Unsere größte Schwäche liegt im Aufgeben. Der sichere Weg zum Erfolg ist immer, es doch noch einmal zu versuchen. (Thomas Alva Edison)

Zum besseren Verständnis vorweggenommen: die Stämme der Kavangoregion leben zu beiden Ufern des Okavango-Flusses, flussaufwärts links in Angola und rechts in Namibia. Die politische Grenze, aus der Kolonialzeit stammend, ist für die Kavangos nebensächlich, für sie gelten die Stammesrechte. Als Zugeständnis erlaubt der Staat den Einwohnern sich im jeweils anderen Land bis zu 50 km vom Grenzfluss aufzuhalten. 

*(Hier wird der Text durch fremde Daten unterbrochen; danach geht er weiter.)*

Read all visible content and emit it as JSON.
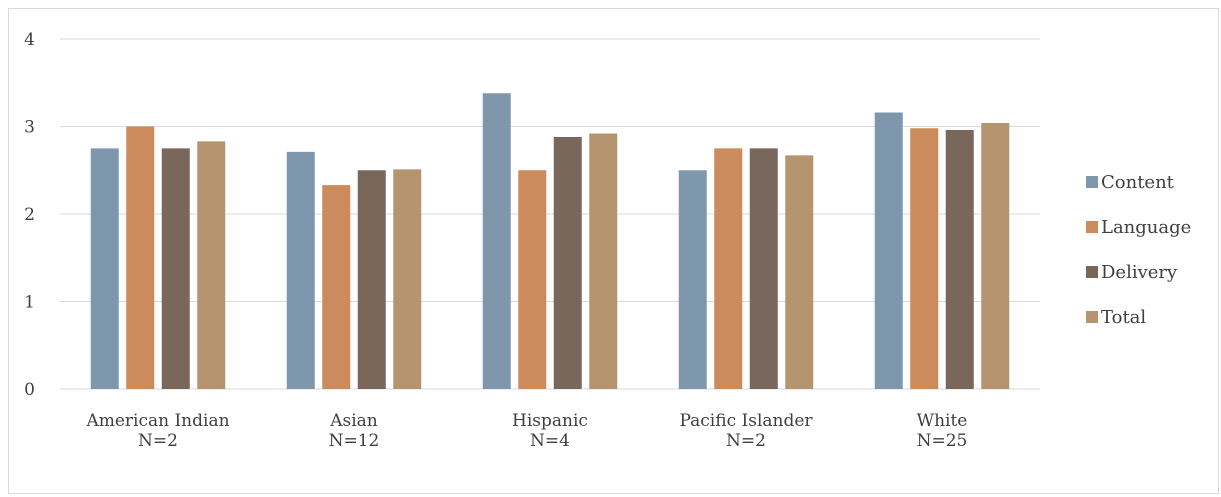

Naimi, 6 Jahre alt, wurde von ihrem AIDS-kranken Vater nach Angola entführt. Sie musste ihn bis zu seinem Tode versorgen, seinen Haushalt führen, täglich Wasser vom Fluss heranschleppen und Nahrung für ihn besorgen. Nach dem Begräbnis des angolanischen Vaters saß die Familie väterlicherseits traditionell zusammen und entschied nach angolanischen Stammesgesetzen, dass Naimi der in Angola in Menongue wohnenden Familie seiner Schwester zugesprochen wird. Die Familie erlangte somit die Berechtigung auf Bezug der Waisenrente für das Kind. Dass die Mutter von Naimi, die die namibische Staatsbürgerschaft besitzt und um ihr Kind kämpft, welches in Namibia geboren ist und dort die Schule besuchte, zählt in einem patriarchalischen Staat wie Angola nicht. Das Mädchen wird in Angola keine Schule besuchen können, es wären hohe Schulgebühren zu zahlen und außerdem wird in der Schule nur in portugiesischer Sprache gelehrt. Der kleinen Naimi bliebe in Angola ein Leben als Haushälterin oder Prostituierte.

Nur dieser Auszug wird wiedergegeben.